Глянув в глаза матери, она произнесла негромко, но внятно:
— Так вот ты какая?! Не знала! А еще христианкой называешься: все со крестом, все с молитвою! Хорошо. Уйду. Но только долго вы меня не увидите… Ох, долго!
Отвернулась и сквозь расступившуюся перед ней толпу быстрым шагом вынеслась на крыльцо. Здесь приостановилась. Глянула под навес и повелительно махнула рукою Константину, который вместе с пареньком от ямщика Еремы ждал наготове возле ходка, запряженного парою крепких и уже застоявшихся коней.
Увидав ее взмах, Костя сказал что-то пареньку, и лошади тотчас же были поданы ко крыльцу.
Вера молча сошла, не оглянувшись. Молча села на приготовленные для нее в плетенке ходка дорожные подушки и приказала ехать.
Костя, глянув на ее лицо, ничего не посмел спросить.
Они были уже по ту сторону Тобола, но их еще довольно долго можно было видеть с крыльца.
Тем временем немного как бы приутихшую и ослабевшую Аполлинарию Федотовну успели отвести от гроба, дали ей испить водицы, старались успокоить и уговорить.
Кто-то упомянул о Вере:
— Не надо бы уж вам так с нею, Аполлинария Федотовна, матушка! Обидели вы ее, да и на людях. Сердце молодое, ретивое: отцовска кровиночка! Глядите, как выбежала!
Мать лишь рукою отмахнулась:
— Ничего с ей не будет! Пробегается — така же будет! Сама прощения попросит!
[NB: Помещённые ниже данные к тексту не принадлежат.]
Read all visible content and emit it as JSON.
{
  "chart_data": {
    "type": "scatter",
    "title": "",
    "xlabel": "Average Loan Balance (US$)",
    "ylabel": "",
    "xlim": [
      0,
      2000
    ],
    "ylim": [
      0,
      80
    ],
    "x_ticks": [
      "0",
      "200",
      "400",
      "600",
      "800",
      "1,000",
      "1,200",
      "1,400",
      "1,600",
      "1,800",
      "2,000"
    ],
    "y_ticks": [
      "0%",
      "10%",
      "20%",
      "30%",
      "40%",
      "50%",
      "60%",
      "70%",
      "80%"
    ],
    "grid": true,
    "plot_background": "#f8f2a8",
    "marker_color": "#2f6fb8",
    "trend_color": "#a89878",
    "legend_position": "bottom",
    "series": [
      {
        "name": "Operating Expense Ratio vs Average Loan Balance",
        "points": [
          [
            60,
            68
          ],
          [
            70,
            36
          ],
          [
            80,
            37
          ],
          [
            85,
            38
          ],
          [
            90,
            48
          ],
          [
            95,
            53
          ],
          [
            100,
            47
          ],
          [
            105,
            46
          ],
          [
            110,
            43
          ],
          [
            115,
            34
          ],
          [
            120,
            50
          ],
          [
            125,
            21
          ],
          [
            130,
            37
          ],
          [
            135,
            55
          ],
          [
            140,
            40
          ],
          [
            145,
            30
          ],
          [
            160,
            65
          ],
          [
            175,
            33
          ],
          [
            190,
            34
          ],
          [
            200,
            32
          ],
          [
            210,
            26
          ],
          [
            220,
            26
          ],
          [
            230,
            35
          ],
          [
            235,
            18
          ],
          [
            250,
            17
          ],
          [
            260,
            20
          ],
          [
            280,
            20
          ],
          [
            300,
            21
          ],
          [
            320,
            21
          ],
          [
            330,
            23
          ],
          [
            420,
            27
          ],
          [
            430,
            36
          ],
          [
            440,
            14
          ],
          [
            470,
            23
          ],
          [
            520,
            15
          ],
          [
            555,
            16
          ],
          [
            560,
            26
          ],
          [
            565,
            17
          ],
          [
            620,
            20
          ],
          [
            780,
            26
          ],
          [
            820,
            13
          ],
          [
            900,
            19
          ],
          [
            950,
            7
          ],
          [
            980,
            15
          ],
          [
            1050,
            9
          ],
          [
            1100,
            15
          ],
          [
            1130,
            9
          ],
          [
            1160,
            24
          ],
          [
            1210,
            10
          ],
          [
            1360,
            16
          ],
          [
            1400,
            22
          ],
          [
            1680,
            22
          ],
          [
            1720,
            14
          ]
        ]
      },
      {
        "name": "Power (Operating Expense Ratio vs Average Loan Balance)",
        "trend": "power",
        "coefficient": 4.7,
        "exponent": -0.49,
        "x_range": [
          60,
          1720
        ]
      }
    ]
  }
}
Тут кто-то сообщил ей, что Вера уехала.
— Как уехала?! Куда?! С кем?!
Ей сказали. И когда она услышала, что Вера уехала с Костей Ермаковым на лошадях, которые присланы были от Шатрова, неистовой старухой вновь овладел приступ гнева:
— Догнать! Сейчас же догнать! Возвратить ее, окаянную!
— Ерему, Аполлинария Федотовна, разве догонишь?!
И тогда она сызнова завопила:
— А-а! Все у них, стало быть, заране подстроено, у лютых злодеев моих! Отца сгубили, теперь единственну дочь у меня отняли, треклятые! Так нет же, нет, я еще Сычова, Сычова!
И с выкриком этих слов она вырвалась от окружавших ее людей и рванулась на крыльцо.
Остановилась — глянула из-под руки на тот берег Тобола: в облаке быстро несущейся над проселком пыли лишь просверкивало на солнце железо ходка да серебряное убранство парной сбруи Ереминых ярых коней.